- Jesse Morris (2010)

Background information
- Born: November 6, 1984 San Francisco California U.S.
- Died: November 6, 2011 (aged 27) San Francisco California U.S.
- Genres: Country music; Punk rock;
- Occupations: Bouncer; Busker;
- Instruments: Guitarist; Vocalist;
- Years active: 1997-2011
- Formerly of: Jesse Morris and the Man Cougars

= Jesse Morris =

Street musician

Jesse Morris or Punk Rock Johnny Cash (November 6, 1984 - November 6, 2011) was a busker from San Francisco, California. Six years after his death in 2011 a video of him playing a Johnny Cash song garnered 4 million views.

==Early life==
He was born November 6, 1984. He grew up in Oakland Hills, Oakland, California and began busking when he was about 13 years old. Morris had a baritone voice and people told him it was suited to Johnny Cash songs. He did not begin busking in the subways of San Francisco until he was 18 years old.

==Career==
He become known for performing cover songs from Merle Haggard, Black Flag and Johnny Cash. Morris was a busker in San Francisco and he became well known for his Johnny Cash covers and he earned the nickname the Punk Rock Johnny Cash. His best known Johnny Cash covers were Folsom Prison Blues and Sunday Mornin' Comin' Down. He also worked as a bouncer for a bar, and he had a band called Jesse Morris and the Man Cougars. He often busked at the BART's 24th Street Mission station and Montgomery Street stations. Before his death he had begun recording a solo album of country songs, but he never completed the record.

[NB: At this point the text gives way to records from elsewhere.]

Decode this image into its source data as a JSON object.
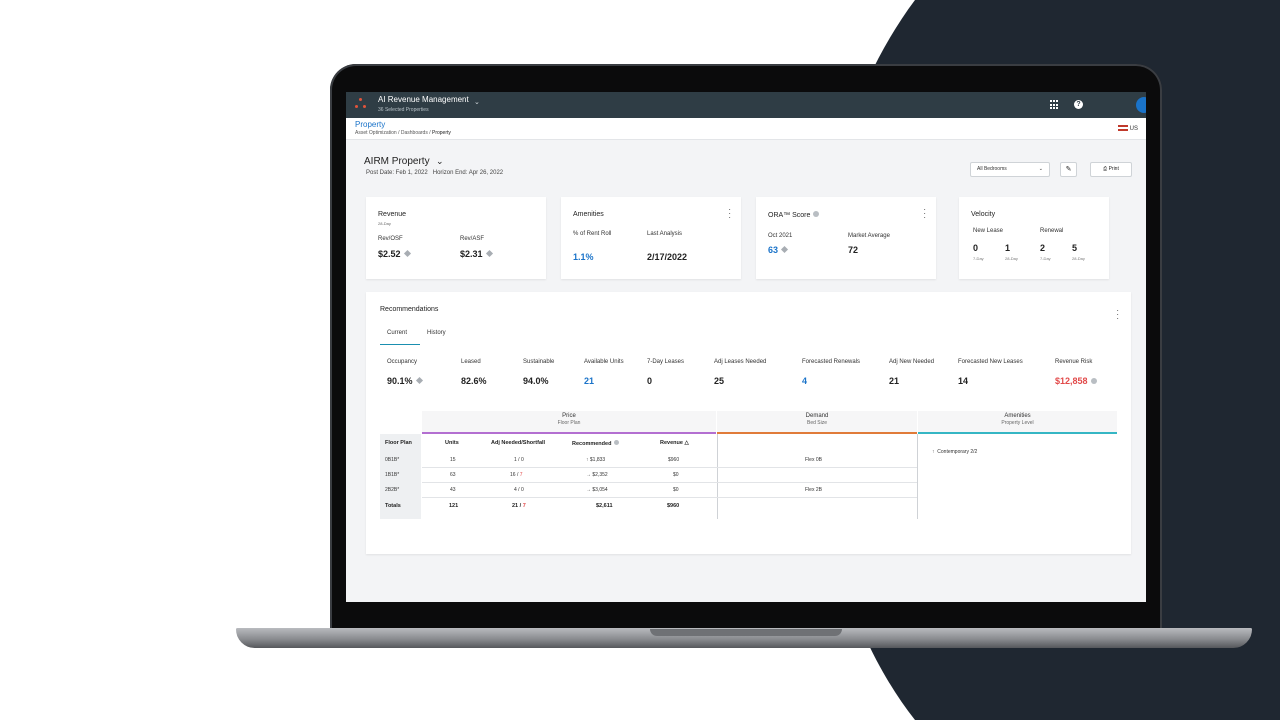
{
  "app": {
    "title": "AI Revenue Management",
    "subtitle": "36 Selected Properties",
    "region": "US"
  },
  "breadcrumb": {
    "title": "Property",
    "path": [
      "Asset Optimization",
      "Dashboards",
      "Property"
    ]
  },
  "page": {
    "property_name": "AIRM Property",
    "post_date": "Post Date: Feb 1, 2022",
    "horizon_end": "Horizon End: Apr 26, 2022",
    "bedrooms_select": "All Bedrooms",
    "print_label": "Print"
  },
  "cards": {
    "revenue": {
      "title": "Revenue",
      "subtitle": "28-Day",
      "metrics": [
        {
          "label": "Rev/OSF",
          "value": "$2.52"
        },
        {
          "label": "Rev/ASF",
          "value": "$2.31"
        }
      ]
    },
    "amenities": {
      "title": "Amenities",
      "metrics": [
        {
          "label": "% of Rent Roll",
          "value": "1.1%"
        },
        {
          "label": "Last Analysis",
          "value": "2/17/2022"
        }
      ]
    },
    "ora": {
      "title": "ORA™ Score",
      "metrics": [
        {
          "label": "Oct 2021",
          "value": "63"
        },
        {
          "label": "Market Average",
          "value": "72"
        }
      ]
    },
    "velocity": {
      "title": "Velocity",
      "groups": [
        "New Lease",
        "Renewal"
      ],
      "values": [
        {
          "value": "0",
          "period": "7-Day"
        },
        {
          "value": "1",
          "period": "28-Day"
        },
        {
          "value": "2",
          "period": "7-Day"
        },
        {
          "value": "5",
          "period": "28-Day"
        }
      ]
    }
  },
  "recommendations": {
    "title": "Recommendations",
    "tabs": [
      "Current",
      "History"
    ],
    "metrics": [
      {
        "label": "Occupancy",
        "value": "90.1%"
      },
      {
        "label": "Leased",
        "value": "82.6%"
      },
      {
        "label": "Sustainable",
        "value": "94.0%"
      },
      {
        "label": "Available Units",
        "value": "21"
      },
      {
        "label": "7-Day Leases",
        "value": "0"
      },
      {
        "label": "Adj Leases Needed",
        "value": "25"
      },
      {
        "label": "Forecasted Renewals",
        "value": "4"
      },
      {
        "label": "Adj New Needed",
        "value": "21"
      },
      {
        "label": "Forecasted New Leases",
        "value": "14"
      },
      {
        "label": "Revenue Risk",
        "value": "$12,858"
      }
    ],
    "table": {
      "bands": [
        {
          "title": "Price",
          "subtitle": "Floor Plan",
          "color": "#b36fd1"
        },
        {
          "title": "Demand",
          "subtitle": "Bed Size",
          "color": "#e07b39"
        },
        {
          "title": "Amenities",
          "subtitle": "Property Level",
          "color": "#35b6c4"
        }
      ],
      "headers": [
        "Floor Plan",
        "Units",
        "Adj Needed/Shortfall",
        "Recommended",
        "Revenue"
      ],
      "rows": [
        {
          "plan": "0B1B*",
          "units": "15",
          "adj": "1",
          "short": "0",
          "rec": "$1,833",
          "rec_icon": "↑",
          "revenue": "$960",
          "demand": "Flex 0B"
        },
        {
          "plan": "1B1B*",
          "units": "63",
          "adj": "16",
          "short": "7",
          "rec": "$2,352",
          "rec_icon": "→",
          "revenue": "$0",
          "demand": ""
        },
        {
          "plan": "2B2B*",
          "units": "43",
          "adj": "4",
          "short": "0",
          "rec": "$3,054",
          "rec_icon": "→",
          "revenue": "$0",
          "demand": "Flex 2B"
        }
      ],
      "totals": {
        "label": "Totals",
        "units": "121",
        "adj": "21",
        "short": "7",
        "rec": "$2,611",
        "revenue": "$960"
      },
      "amenity_item": "Contemporary 2/2"
    }
  }
}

In 2008 he was named Best BART Musician in 2008 by San Francisco Weekly.

==Death and legacy==
Morris struggled with mental health issues and addiction. Morris attempted suicide by hanging in September 2011, and killed himself two months later on November 6, 2011.

A four-minute video of Morris busking while singing "Sunday Morning Comin' Down," went viral in 2017 garnering 4 million views.